We conducted an LLM Arena-style head-to-head comparison with over 300 human votes to rank current closed-source models for translation quality. The results confirm two major intuitions: Gemini 2.5 Flash zero-shot translation is the current best performer, and the translation quality of recent Claude updates appears to be declining relative to competitors.

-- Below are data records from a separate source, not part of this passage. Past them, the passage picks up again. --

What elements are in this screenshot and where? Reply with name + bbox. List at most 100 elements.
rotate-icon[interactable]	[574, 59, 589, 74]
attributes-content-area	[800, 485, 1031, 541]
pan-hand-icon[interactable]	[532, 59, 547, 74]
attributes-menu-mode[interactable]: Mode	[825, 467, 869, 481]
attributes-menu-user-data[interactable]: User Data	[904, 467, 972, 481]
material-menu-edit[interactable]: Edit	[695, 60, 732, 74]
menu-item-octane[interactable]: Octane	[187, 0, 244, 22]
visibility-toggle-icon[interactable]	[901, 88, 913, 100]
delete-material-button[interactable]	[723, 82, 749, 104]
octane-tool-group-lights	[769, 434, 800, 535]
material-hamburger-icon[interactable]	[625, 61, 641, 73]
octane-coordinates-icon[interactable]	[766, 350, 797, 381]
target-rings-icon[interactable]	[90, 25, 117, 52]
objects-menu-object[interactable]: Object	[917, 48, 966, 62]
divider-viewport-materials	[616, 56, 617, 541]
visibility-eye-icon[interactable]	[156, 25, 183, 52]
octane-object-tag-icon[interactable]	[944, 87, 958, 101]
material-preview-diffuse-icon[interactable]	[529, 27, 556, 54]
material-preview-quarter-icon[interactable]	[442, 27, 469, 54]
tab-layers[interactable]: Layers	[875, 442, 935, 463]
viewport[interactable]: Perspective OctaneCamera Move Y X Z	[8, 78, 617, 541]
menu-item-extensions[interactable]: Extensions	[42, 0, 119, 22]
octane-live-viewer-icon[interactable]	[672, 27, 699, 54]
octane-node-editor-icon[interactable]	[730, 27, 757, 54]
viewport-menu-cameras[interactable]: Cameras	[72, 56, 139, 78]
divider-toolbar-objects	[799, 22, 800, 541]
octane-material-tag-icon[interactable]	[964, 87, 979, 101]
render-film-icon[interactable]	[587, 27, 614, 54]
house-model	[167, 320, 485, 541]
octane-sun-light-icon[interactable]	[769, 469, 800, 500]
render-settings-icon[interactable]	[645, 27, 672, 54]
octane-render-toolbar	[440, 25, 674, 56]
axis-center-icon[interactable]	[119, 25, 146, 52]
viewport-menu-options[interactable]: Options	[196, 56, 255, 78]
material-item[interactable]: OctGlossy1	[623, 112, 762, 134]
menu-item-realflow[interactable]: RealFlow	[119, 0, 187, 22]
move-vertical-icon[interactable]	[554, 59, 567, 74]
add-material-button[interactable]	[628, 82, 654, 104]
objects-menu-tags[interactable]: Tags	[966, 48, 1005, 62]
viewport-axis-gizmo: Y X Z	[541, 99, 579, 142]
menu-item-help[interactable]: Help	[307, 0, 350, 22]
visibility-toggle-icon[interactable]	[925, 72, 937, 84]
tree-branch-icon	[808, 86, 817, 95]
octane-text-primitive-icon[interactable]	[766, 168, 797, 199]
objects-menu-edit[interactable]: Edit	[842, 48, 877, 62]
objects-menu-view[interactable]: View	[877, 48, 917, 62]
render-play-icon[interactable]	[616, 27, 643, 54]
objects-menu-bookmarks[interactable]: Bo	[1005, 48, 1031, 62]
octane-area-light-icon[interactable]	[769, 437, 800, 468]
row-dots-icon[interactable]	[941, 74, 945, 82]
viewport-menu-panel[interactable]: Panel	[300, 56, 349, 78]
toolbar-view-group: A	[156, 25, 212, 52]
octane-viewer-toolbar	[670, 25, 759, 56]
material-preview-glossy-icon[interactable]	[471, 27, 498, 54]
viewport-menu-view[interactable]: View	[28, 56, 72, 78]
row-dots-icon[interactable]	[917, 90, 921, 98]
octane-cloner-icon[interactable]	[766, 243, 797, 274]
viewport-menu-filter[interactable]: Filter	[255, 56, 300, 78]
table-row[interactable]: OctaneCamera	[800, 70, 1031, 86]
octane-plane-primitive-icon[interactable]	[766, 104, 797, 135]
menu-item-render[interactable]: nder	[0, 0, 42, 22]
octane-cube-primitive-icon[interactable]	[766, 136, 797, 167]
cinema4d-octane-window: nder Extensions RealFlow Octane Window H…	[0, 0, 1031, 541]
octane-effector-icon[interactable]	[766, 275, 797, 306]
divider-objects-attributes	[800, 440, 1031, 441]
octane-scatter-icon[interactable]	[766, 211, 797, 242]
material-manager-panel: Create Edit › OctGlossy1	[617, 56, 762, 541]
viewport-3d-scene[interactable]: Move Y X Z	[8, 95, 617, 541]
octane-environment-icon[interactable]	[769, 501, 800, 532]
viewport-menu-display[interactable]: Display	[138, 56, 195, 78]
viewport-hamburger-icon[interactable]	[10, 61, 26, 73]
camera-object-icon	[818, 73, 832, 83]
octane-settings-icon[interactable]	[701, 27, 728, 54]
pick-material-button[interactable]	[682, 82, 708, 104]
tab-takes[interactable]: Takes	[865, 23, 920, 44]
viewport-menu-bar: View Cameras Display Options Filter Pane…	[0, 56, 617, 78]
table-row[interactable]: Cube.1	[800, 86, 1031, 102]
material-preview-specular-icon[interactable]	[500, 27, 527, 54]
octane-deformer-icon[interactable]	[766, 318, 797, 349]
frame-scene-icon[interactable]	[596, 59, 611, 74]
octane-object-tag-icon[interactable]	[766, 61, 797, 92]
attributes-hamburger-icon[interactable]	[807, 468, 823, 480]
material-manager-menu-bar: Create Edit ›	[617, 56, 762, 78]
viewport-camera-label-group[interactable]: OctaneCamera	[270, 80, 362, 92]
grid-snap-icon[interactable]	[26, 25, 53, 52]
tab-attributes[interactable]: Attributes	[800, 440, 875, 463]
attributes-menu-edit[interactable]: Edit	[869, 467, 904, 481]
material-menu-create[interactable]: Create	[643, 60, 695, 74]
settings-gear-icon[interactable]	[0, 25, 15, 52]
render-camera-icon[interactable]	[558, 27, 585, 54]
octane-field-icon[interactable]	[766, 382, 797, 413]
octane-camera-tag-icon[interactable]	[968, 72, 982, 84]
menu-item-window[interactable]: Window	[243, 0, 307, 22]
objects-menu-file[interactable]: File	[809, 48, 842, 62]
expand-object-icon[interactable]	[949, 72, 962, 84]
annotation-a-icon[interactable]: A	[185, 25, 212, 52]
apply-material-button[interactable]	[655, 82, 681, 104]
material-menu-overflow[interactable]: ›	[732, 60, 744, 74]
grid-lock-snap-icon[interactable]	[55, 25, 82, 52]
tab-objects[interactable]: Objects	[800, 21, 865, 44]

Models from the Claude 4 series (in Chinese) and DeepSeek were among the worst performers, failing to make the top 10 rankings.
Full Rankings
Top 10 Models (Chinese Translation)
| Rank | Model Name | Score | 
|---|---|---|
| 1 | google:gemini-2.5-flash-thinking | 1091 | 
| 2 | anthropic:claude-3-5-sonnet-20241022 | 1050 | 
| 3 | google:gemini-2.5-flash | 1043 | 
| 4 | google:gemini-2.5-pro-thinking | 1037 | 
| 5 | anthropic:claude-3-7-sonnet-latest-thinking | 1023 | 
| 6 | anthropic:claude-3-7-sonnet-latest | 1017 | 
| 7 | google:gemini-1.5-flash | 1000 | 
| 8 | google:gemini-2.5-pro | 1000 | 
| 9 | google:gemini-1.5-pro | 1000 | 
| 10 | anthropic:claude-3-opus-20240229 | 981 | 
Top 10 Models (English Translation)
| Rank | Model Name | Score | 
|---|---|---|
| 1 | google:gemini-2.5-flash | 1097 | 
| 2 | anthropic:claude-3-7-sonnet-latest-thinking | 1095 | 
| 3 | google:gemini-2.5-pro-thinking | 1067 | 
| 4 | anthropic:claude-3-5-sonnet-20241022 | 1027 | 
| 5 | google:gemini-2.5-pro | 1008 | 
| 6 | google:gemini-1.5-pro | 1008 | 
| 7 | anthropic:claude-sonnet-4-20250514 | 1006 | 
| 8 | anthropic:claude-3-opus-20240229 | 1002 | 
| 9 | google:gemini-2.5-flash-thinking | 992 | 
| 10 | google:gemini-2.0-flash | 981 | 
Next Steps: Optimizing for Tibetan Buddhist Translation
We have identified Gemini 2.5 Flash as the definitive zero-shot baseline. We are now using new tools to compare its zero-shot output against various workflows and templates to find the best model and template combination for achieving high-fidelity Tibetan Buddhist translation.